‘The Help’ contains great performances
Published: Thursday, January 31, 2013
Updated: Thursday, January 31, 2013 00:01
In 1961, the American South finds itself with blacks and whites coexisting while casually enduring day-to-day spectacles filled with hatred, racism and controversial issues that swarm the inner society. “The Help,” directed by Tate Taylor and starring Viola Davis, Octavia Spencer, Bryce Dallas Howard and Emma Stone, is an emotionally derived story, bringing to life what really happened inside of the American Southern home. An adaption of Kathryn Stockett’s 2009 novel, the movie introduces Aibileen Clark (Davis) who has raised 17 white children while under the employ of their mothers. Like many of the other black women in her community, she is not only a nanny, but, in many ways, a surrogate mother. Davis, a maid determined to keep her job and still maintain a life of contentment, tells her young white child to remember what became one of the famous quotes of the movie, “You is kind. You is smart. You is important.”

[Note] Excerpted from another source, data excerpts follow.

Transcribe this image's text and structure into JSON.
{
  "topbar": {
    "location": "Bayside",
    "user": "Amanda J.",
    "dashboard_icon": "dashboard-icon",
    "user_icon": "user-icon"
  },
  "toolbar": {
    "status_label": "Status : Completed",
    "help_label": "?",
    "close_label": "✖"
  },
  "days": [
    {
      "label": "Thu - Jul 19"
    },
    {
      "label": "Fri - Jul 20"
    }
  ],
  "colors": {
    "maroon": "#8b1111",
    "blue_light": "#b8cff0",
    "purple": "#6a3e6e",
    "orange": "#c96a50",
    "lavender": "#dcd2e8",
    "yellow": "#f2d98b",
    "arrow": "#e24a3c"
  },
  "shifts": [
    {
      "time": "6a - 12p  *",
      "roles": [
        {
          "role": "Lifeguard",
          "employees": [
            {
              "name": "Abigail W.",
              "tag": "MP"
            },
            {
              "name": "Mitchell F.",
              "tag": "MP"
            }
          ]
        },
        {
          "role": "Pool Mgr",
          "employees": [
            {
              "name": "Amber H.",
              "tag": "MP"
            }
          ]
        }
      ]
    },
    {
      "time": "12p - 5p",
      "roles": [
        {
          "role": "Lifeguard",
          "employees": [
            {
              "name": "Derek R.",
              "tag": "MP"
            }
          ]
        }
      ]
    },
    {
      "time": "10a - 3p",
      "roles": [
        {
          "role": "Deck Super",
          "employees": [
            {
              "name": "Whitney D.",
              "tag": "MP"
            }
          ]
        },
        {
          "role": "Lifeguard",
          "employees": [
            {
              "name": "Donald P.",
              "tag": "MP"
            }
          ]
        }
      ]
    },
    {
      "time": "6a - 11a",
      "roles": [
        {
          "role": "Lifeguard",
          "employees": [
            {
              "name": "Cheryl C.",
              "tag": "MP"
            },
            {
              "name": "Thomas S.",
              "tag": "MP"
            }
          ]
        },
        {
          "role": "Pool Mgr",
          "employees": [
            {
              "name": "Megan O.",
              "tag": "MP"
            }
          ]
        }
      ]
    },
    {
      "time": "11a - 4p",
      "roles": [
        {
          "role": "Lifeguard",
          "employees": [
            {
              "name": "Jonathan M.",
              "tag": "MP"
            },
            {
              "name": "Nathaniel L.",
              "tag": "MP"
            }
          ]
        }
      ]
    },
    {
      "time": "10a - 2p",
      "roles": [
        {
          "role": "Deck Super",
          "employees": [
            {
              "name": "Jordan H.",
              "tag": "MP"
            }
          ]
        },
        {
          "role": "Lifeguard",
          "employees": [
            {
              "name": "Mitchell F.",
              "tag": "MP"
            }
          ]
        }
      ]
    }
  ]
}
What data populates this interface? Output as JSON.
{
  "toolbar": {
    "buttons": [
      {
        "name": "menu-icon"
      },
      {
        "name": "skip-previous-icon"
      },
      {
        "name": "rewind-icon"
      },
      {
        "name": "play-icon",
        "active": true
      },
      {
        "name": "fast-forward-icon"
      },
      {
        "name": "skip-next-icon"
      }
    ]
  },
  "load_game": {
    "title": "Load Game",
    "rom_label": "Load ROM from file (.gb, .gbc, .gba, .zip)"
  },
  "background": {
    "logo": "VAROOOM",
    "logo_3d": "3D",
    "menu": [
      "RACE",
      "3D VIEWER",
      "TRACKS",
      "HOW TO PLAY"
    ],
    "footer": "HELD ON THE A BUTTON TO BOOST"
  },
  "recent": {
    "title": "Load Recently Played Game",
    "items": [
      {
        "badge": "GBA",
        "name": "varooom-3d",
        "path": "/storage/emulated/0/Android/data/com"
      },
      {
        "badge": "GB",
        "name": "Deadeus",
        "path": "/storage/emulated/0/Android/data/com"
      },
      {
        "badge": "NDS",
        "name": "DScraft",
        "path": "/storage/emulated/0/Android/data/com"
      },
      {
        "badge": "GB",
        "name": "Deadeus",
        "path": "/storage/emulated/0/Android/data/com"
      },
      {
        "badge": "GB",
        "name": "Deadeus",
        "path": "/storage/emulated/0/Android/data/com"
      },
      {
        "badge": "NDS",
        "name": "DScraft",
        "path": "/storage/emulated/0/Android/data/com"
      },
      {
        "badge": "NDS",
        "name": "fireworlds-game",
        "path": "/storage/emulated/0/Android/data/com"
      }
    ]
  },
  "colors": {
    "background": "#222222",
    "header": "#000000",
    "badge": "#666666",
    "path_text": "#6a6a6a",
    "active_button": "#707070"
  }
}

Set in Jackson, Mississippi, Aibileen’s story is not the only one that is shown here. Just returning from college, Skeeter Phelan (Stone), who has outgrown the popular-girl clique in town and has come back to work as a columnist. When she applies for a position with the paper, she is given a column about cleaning advice. Not knowing what to write about, she recruits Aibileen for help and soon devises a plan to interview maids and write a book on the Southern domestic life from their point of view. The film is also about their comrades, and eventually almost every maid in Jackson turns up to help Skeeter, including Minny (Spencer), a saucy and loud-mouthed housekeeper and cook who’s as feisty and contemptuous as Aibileen is proper.
The main conflict first becomes apparent with Hilly creates a campaign to force black women to use an outside bathroom while at their employer’s home, the equivalent of Rosa Parks’ “back of the bus” incident. However, it soon escalates with the book that Skeeter planned all along. The book, dangerous to write because of her sources, causes a stir in Jackson, which sparks the movie into a highlighted performance amongst actors.
With Howard’s flawless performance on what had to be changed and Stone holding the movie together as she unravels the secret to why the family maid of 29 years was mysteriously let go, the movie makes and breaks your heart. Full of saucy humor and hilarious vengeful incidents, “The Help” is a stirring salute to subjugated women who hold their heads high in times of need.